This work is aimed at analyzing the 1973 oil embargo, its attendant effect on the western developed nations, the events after the embargo especially in relation to the continued existence of a politics of scarcity and why specifically has such politics not been witnessed again after the 1973 successful attempt. The work will therefore critically access if OPEC has had its power reduced between 1973 and now and if such is responsible for the absence of the politics of scarcity.
The work will equally find out if internal wrangling within OPEC had made impossible the events of the 973 oil embargo repeating itself or if certain strategies of OPEC are deficient and have therefore served as a big obstacle at exploring a politics of scarcity towards a more powerful OPEC. The work employs an interpretative method of analyzing its data by critically accessing the very many factors that may be responsible for an absence of a politics of scarcity as was experienced in 1973.

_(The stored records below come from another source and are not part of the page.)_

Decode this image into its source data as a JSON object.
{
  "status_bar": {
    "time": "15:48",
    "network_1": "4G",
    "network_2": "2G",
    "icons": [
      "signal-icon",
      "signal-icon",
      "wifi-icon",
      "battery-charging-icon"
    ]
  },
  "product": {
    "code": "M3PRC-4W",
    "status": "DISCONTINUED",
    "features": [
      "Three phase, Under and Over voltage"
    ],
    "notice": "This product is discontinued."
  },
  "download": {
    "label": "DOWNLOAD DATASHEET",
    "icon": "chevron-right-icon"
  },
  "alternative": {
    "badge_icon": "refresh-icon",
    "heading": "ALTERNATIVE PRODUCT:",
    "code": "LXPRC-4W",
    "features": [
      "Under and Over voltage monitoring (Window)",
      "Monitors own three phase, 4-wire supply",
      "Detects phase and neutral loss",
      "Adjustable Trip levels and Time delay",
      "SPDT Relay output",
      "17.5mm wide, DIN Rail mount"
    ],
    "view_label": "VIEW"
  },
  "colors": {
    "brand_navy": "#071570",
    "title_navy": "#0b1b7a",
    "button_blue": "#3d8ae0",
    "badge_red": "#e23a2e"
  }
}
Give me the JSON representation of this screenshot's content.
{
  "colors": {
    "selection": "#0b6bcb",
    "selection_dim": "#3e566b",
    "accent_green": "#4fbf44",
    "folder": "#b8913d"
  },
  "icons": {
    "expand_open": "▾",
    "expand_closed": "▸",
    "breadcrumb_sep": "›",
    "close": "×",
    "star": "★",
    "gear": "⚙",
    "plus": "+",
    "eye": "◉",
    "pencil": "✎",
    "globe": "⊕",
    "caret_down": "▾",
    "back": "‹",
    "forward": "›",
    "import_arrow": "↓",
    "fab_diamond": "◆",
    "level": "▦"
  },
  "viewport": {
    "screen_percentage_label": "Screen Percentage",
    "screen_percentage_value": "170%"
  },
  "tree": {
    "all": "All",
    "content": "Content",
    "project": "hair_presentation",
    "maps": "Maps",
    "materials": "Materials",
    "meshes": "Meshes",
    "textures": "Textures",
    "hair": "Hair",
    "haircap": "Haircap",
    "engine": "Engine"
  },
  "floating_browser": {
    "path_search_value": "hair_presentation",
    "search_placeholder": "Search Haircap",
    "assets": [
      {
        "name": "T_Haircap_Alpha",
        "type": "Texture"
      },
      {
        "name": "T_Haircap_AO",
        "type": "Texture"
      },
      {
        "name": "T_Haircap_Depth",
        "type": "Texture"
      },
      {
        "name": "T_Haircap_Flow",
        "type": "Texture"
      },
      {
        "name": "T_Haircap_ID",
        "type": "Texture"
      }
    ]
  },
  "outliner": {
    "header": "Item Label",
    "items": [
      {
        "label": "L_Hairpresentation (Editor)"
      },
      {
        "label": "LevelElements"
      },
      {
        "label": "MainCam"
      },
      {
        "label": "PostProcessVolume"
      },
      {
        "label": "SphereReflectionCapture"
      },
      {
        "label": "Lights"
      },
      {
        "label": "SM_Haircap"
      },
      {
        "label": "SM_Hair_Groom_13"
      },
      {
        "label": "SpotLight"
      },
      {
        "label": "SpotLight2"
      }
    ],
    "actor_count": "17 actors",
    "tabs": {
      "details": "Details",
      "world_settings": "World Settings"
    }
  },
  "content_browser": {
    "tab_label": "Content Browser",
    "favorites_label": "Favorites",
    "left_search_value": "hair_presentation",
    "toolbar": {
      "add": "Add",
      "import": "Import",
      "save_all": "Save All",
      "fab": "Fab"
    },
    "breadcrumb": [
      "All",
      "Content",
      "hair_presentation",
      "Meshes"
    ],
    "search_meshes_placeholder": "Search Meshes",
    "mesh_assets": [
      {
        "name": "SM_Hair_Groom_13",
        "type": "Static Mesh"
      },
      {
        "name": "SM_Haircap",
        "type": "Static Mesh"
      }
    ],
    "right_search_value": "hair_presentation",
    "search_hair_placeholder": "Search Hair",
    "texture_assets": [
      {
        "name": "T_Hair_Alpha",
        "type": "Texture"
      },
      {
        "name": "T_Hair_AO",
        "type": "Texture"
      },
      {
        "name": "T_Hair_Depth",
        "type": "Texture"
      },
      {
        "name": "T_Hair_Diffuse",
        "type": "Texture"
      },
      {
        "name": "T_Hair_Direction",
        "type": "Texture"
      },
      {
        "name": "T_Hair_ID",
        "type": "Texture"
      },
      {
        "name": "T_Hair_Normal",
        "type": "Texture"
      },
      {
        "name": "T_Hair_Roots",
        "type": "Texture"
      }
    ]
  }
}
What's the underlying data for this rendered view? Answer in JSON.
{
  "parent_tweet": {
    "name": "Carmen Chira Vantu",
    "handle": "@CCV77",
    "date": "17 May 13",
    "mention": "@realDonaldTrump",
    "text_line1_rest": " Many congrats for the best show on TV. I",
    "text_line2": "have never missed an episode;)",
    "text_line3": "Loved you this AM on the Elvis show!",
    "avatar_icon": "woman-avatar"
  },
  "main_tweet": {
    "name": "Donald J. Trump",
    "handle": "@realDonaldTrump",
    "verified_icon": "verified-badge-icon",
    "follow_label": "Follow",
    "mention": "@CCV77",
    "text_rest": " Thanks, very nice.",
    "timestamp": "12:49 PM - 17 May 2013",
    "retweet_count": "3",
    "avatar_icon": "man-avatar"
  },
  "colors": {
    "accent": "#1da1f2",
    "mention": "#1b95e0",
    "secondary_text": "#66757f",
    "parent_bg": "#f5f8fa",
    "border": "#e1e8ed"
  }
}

This it does by critically analyzing the very important role that profitability and viewing oil as an income rather than as a weapon may have had on the politics of oil and in strengthening OPEC’s position in international politics. A linkage and relationship are therefore built by the work between OPEC’s specifically the internal and external factors to OPEC and its incapacity at a continued exploration of the politics of scarcity.
The work finds out that the politics of scarcity has continued to be absent in the politics of oil principally due to factors internal to OPEC which have adversely affected the power of the organization in the global community. It concludes that until certain moves are made beyond OPEC as it presently exists the organization may no longer be as efficient and ffective as it was in the 1973 oil embargo days. This might necessitate dramatically re-strategizing OPEC as it presently stands in a way to change its focus from only an income generating organization.